Colin Clarke

Personal information
- Date of birth: 4 April 1946 (age 78)
- Place of birth: Glasgow, Scotland
- Height: 6 ft 1 in (1.85 m)
- Position(s): Central defender

Youth career
- 0000–1963: Arthurlie

Senior career*
- Years: Team / Apps / (Gls)
- 1963–1965: Arsenal / 0 / (0)
- 1965–1978: Oxford United / 444 / (23)
- 1978: Los Angeles Aztecs / 17 / (0)
- 1978–1979: Plymouth Argyle / 35 / (3)
- 1979–1982: Kettering Town / 0 / (0)
- Total:  / 496 / (26)

Managerial career
- 1979–1982: Kettering Town

= Colin Clarke (footballer, born 1946) =

Scottish footballer and manager

Colin Clarke (born 4 April 1946) is a Scottish former professional football player and manager. Clarke, who played as a central defender, spent the majority of his career in England – minus a one-season stint in the North American Soccer League – and made nearly 500 career league appearances.

==Career==
Born in Glasgow, Clarke began his career in his native Scotland with Arthurlie, before moving to English giants Arsenal in 1963. Clarke never made a league appearance for Arsenal, and later played for Oxford United, the Los Angeles Aztecs, and Plymouth Argyle before becoming player-manager of Kettering Town.

==Coaching career==
Clarke spent three years in charge of Kettering Town. In July 1991, Clarke became assistant manager at Lincoln City. After six months in the role, the club activated a contractual clause to cancel his two-year contract following his failure to relocate his home to Lincoln as agreed. In July 1992 he became youth development officer at Reading but lasted just four months before departing with the Royals youth team bottom of the South East Counties League Division Two. He was then appointed youth team coach at Aston Villa in February 1993.

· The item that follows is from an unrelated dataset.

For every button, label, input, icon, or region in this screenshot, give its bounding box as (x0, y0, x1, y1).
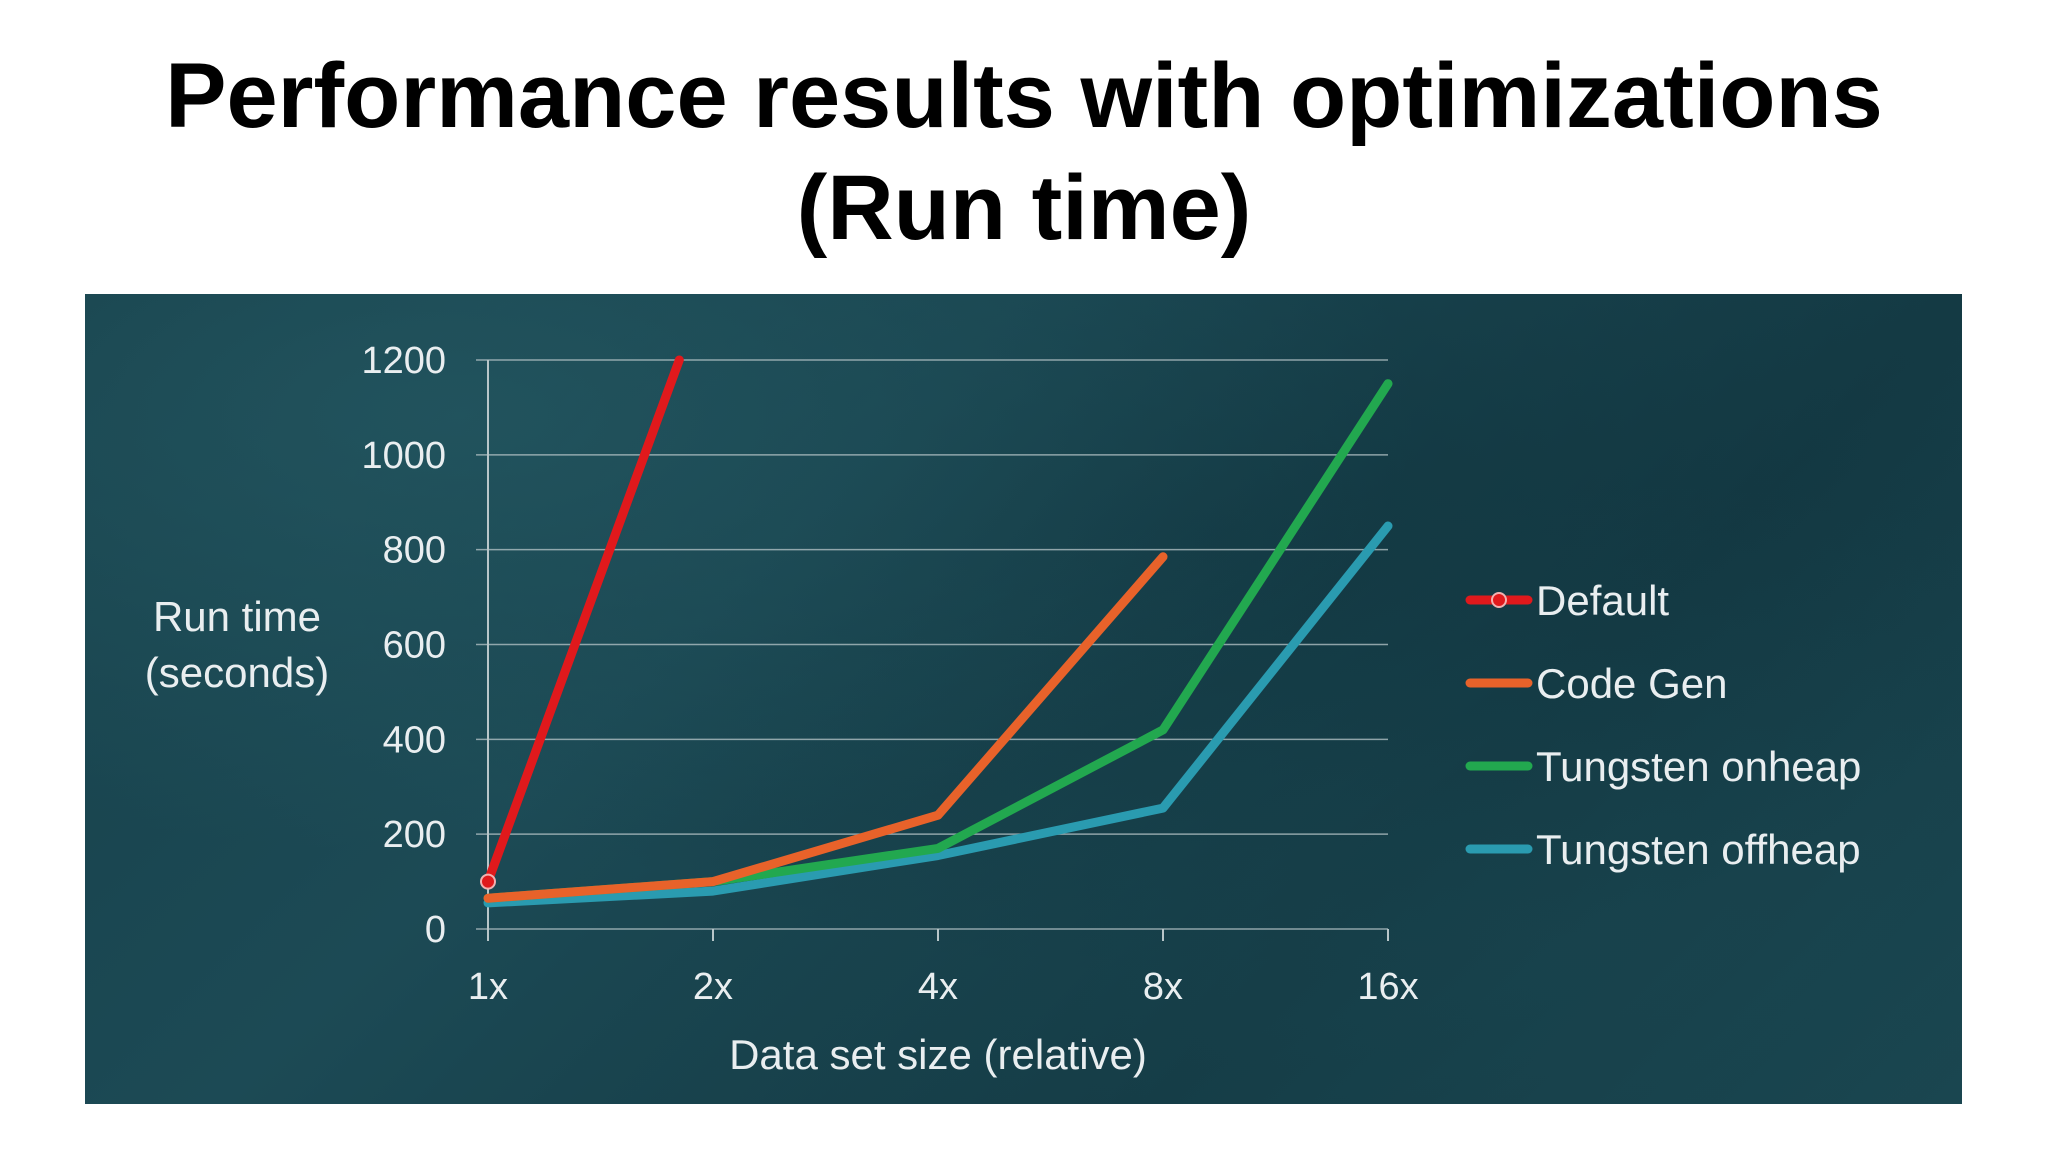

In 2003 he was appointed assistant head men's soccer coach at the University of Tulsa. He was named both the 2009 NSCAA Midwest Region Assistant Coach of the Year, and the 2009 National Soccer Coaches Association of America Assistant Coach of the Year. After nine seasons at Tulsa, the conclusion of the 2011 season saw Clarke announce his retirement from coaching.